Understanding Machine Learning Model Training
The point of machine learning is to get a model into production. A machine learning model is simply the result of feeding data into an algorithm to enable that algorithm to make predictions about what will happen in the future. Model training involves giving meaning to data and then using an algorithm to get meaning from that data.
The ML model training process is quite intricate, meaning that there are plenty of ways that things can go around. Training machine learning models is a major piece of the puzzle in building these types of programs. They have a significant effect on what happens in your program. Model training is the most important part of the data science development lifecycle. This is where the rubber truly meets the road. If you can train a machine learning model successfully, you can be confident that it will be quite useful in the future.
Why Is Model Training Important
You cannot get anywhere in machine learning without effective model training. The quality of your machine learning model depends on how well it is trained. On top of that, the training phase must be repeated multiple times before it can be effective. You don’t just do the model training process once.
It is something you continually do to improve the results you get from everything. It also allows you to figure out whether your intuition about which algorithm to choose was correct or not. This gives a lot of people the information they need to get effective results. It will also be one of the best parts of building a machine learning model.
How to Do Machine Learning Model Training Well
There is a systematic way to do machine learning model training well. It allows you to utilize all your available resources, meaning you can be confident in your results.
The first step is to identify the problem you are trying to solve. This is typically a stage that many businesses fail at. They focus on how great building a machine learning model is instead of actually solving a problem. ML model training means nothing if you don’t end up solving a real problem for your business.

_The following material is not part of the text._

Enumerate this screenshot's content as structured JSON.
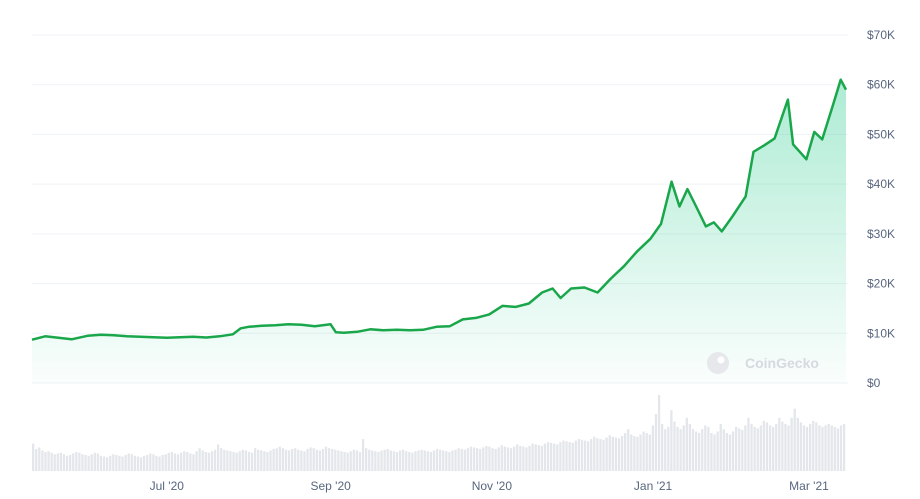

The next step is to split the data set and select algorithms to test. Data is the most important part of the puzzle in the training process. The quality of your results will depend on how good your data is. The next part of that puzzle is choosing an algorithm to test. The algorithms you use will depend on how good your data is. Model training on bad data or algorithms will result in bad things for your program.
You also have the opportunity to tune your parameters and your model. There are various awesome algorithms to choose which will depend on the monitoring process you go through and what you are trying to achieve. Either way, this part of the data science development lifecycle is where a lot of people can stumble as well.
Optimizing and Making Your Model Better
Ultimately, you also need to focus on choosing the best model. The model training process will probably lead to multiple different models for you to put into your application. The key is to choose the machine learning model that is the most accurate. You also want to have practical considerations of the deployment stage as well. This gives you awesome results that can boost your business. Otherwise, you might be one of the many statistics about failed machine learning initiatives.